Fitch Pharma R&D Quarterly: Laying the Pipeline for the Future
CHICAGO & LONDON--The Fitch Ratings global pharmaceutical team today published its 'Quarterly Global Pharmaceutical R&D Pipeline' report for the second quarter. The overview details the most current key late-stage R&D brand name pharmaceutical projects in addition to long-term goals for the R&D programs set by a number of drug developers. Potential new sources of revenues and earnings need to emerge from within the late-stage R&D pipelines in the intermediate-term and from mid-stage developmental programs in the near-term, in order to mitigate exposure to potentially dramatic intellectual property losses facing many industry participants after the end of the decade.
The complexity of developing new therapies is further compounded by more cautious environments at governmental regulatory bodies. The FDA had approved only 7 new molecular entities in the first six months of 2007, down from 9 in the same period last year. Fitch anticipates that heightened safety issues, particularly with the heart and liver, may continue to play into regulatory decisions granting marketing authorization of new pharmaceuticals.
The industry benefits from full FDA marketing approval during the quarter for notable product line extensions, including Pfizer's Lyrica for the treatment of fibromylagia and Merck's Janumet (combining Januvia with metformin) for Type-2 diabetes. However, generic drug makers increasingly pressure brand name manufacturers before and upon drug patent expiry. Recently, a deluge of generic versions immediately followed the U.S. patent expirations of Novartis' Lamisil, and Sanofi-Aventis' immediate-release formulation of Ambien. Further generic competition is likely to occur in the second half of the year for the blockbuster drugs, Pfizer's Zyrtec and GlaxoSmithKline's Coreg.

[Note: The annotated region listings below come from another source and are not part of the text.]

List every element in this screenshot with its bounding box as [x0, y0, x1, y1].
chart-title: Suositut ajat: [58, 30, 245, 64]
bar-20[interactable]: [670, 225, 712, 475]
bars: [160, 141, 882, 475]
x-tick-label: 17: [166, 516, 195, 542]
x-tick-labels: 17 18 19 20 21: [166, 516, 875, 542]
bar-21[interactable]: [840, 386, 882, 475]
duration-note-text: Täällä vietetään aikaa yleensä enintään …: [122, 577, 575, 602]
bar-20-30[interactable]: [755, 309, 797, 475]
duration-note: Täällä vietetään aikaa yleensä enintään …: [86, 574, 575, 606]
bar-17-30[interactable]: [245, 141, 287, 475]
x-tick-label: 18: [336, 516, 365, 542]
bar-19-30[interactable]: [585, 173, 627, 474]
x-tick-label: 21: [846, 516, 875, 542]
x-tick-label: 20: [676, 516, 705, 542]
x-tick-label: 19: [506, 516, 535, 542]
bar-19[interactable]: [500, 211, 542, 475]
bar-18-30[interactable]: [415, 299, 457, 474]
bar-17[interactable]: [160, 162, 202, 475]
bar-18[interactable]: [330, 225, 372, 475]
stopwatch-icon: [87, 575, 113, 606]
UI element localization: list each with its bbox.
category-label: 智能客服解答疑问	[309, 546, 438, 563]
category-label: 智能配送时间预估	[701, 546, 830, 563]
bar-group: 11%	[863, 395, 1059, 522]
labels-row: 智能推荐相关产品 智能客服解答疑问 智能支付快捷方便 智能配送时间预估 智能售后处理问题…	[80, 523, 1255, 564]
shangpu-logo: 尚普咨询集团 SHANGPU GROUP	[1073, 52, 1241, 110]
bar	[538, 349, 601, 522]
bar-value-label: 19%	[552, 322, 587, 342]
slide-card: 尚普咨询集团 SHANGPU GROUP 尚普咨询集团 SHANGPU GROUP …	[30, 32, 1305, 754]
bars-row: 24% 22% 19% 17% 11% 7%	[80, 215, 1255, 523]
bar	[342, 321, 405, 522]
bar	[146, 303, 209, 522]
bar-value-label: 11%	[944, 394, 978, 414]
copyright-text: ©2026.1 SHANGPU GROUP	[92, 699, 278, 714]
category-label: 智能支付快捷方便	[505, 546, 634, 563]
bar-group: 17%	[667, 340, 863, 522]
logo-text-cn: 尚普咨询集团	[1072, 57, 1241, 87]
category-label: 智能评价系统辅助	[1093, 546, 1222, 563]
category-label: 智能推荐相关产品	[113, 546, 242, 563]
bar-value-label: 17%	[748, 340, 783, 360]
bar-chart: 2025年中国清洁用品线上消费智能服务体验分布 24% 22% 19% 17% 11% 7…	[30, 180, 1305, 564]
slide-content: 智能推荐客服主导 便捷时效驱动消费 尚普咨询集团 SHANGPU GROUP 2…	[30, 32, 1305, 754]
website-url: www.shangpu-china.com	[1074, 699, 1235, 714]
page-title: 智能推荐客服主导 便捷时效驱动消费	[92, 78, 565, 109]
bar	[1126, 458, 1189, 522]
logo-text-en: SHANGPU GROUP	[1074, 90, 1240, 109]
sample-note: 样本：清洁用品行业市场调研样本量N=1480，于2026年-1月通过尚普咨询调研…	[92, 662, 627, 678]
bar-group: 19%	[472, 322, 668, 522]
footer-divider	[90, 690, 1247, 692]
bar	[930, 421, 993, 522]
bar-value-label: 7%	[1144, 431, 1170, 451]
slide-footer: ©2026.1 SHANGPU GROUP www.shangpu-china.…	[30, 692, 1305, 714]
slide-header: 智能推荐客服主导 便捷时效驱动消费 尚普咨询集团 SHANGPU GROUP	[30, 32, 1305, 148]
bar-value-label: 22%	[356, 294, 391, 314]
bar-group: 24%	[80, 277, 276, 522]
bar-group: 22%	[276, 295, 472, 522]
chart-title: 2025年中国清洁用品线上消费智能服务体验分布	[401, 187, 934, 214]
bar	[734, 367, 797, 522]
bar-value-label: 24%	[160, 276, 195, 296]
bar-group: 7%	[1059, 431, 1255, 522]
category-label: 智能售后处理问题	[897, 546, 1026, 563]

The large pharmaceutical sector names followed by Fitch reported global sales by 7.0% year-over-year in the second quarter, declining from 9.5% growth in the first quarter. Roche led all large pharmaceutical manufacturers with sales growth of approximately 16% in the second quarter followed by Lilly (14%). Pfizer saw a sales decline of 5% from its drug product portfolio.
Consolidation and focus on the core pharmaceutical business continued in this quarter, while the industry returned a tremendous amount of value to shareholders through dividends of $10 billion and share repurchases totaling more than $11 billion. During the quarter, GlaxoSmithKline announced a GBP7.7 billion increase to its share buy-back authorization to GBP12 billion and Sanofi-Aventis initiated a EUR3 billion repurchase program, signaling moves to more shareholder-friendly stances.
The full 'Quarterly Global Pharmaceutical R&D Pipeline - Second Quarter 2007' can be found on the Fitch Ratings web site www.fitchratings.com. The report incorporates three year periods (two years for European companies) as it looks forward to calculate revenues potentially subject to generic competition as well as a historical presentation of sales from market introduction. The Fitch team will continue to issue this report on a quarterly basis following earnings reporting.